The show was spectacular in every sense. Eddie Redmayne’s Emcee was a little more mannered than threatening but Jessie Buckley was a brilliantly vulnerable, unhinged and defiant Sally Bowles.
What turned out to be my last cultural outing of the year was Philip Pullman’s The Book of Dust – La Belle Sauvage, at Bridge Theatre. Another show that had been postponed so often I wasn’t sure it’d ever happen.
It was alright if you’re into fantasy magic gubbins, which my family are.
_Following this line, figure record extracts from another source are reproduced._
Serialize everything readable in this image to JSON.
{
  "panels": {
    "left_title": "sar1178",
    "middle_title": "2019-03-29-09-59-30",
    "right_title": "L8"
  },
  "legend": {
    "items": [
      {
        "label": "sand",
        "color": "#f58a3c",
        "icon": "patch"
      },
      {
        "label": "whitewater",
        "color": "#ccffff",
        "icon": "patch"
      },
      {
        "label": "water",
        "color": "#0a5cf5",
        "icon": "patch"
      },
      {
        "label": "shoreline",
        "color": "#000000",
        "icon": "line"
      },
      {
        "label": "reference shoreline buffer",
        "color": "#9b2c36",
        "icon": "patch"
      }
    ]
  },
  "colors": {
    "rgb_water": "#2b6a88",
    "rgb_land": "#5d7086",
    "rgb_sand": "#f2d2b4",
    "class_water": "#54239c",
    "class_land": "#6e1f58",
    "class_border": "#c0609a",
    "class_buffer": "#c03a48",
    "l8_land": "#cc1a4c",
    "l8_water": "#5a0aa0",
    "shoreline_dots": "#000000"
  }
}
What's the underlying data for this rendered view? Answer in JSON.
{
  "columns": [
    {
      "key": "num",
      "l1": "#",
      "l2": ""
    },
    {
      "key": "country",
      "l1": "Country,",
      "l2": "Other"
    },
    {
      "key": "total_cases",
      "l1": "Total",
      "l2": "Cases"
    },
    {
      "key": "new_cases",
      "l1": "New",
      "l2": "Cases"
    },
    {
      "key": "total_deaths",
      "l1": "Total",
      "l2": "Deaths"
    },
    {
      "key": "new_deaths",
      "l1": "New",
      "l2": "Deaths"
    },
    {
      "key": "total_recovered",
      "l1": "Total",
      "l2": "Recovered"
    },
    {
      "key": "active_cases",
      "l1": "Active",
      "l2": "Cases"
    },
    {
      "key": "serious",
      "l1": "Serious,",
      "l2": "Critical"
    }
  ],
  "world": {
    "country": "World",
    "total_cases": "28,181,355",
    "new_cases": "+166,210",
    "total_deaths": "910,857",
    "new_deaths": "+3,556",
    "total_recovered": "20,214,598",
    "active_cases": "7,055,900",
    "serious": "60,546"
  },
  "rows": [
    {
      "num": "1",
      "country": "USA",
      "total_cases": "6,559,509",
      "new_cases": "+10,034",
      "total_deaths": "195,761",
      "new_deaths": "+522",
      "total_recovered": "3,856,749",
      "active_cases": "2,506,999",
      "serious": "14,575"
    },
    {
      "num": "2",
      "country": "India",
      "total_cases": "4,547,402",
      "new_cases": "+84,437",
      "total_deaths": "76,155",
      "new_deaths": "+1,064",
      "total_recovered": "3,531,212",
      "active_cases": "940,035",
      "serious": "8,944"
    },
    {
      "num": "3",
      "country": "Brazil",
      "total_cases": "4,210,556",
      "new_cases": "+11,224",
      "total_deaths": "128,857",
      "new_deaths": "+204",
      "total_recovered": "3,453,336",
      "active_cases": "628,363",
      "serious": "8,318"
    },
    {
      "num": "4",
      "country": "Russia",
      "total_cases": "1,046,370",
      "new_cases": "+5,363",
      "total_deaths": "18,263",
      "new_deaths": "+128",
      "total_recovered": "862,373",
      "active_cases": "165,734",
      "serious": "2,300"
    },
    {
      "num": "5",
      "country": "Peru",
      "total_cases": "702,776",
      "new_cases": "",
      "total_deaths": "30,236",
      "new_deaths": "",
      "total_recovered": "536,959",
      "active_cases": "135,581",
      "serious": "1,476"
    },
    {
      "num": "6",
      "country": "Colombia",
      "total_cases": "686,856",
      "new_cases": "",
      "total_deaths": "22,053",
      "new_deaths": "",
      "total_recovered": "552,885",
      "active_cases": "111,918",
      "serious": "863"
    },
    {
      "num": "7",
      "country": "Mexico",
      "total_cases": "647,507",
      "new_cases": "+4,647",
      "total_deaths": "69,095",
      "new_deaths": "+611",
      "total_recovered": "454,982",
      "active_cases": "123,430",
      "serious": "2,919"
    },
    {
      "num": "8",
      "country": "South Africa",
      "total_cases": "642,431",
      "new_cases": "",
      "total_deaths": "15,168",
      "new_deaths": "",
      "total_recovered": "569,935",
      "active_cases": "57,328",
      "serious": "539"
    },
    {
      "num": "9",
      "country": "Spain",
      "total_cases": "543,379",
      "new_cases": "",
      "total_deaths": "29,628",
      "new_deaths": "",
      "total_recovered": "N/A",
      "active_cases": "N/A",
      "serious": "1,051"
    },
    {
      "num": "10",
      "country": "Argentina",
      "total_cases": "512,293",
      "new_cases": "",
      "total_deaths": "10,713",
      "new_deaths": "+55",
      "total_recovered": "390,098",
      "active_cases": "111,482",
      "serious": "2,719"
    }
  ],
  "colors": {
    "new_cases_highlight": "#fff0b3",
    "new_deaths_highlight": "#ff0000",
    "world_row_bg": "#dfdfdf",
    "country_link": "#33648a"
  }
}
I enjoyed the technicality of the staging, and the star of the show for me was the realistic movement of the boat, the eponymous La Belle Sauvage.
And so my year ended as it began.
Cultural events closed again, either because audiences stayed away or due to the cast being decimated by infection and exposure.
Within a month of the Omicron announcement, everyone I knew was infected or affected.
A few weeks later I’m recovering if not fully recovered. And the numbers, at least in the UK, are looking promising. Infection rates seem to be dipping and the cultural sector has a spring in its step.
Maybe 2022 will be the year of recovery. Let’s check back in this time next year.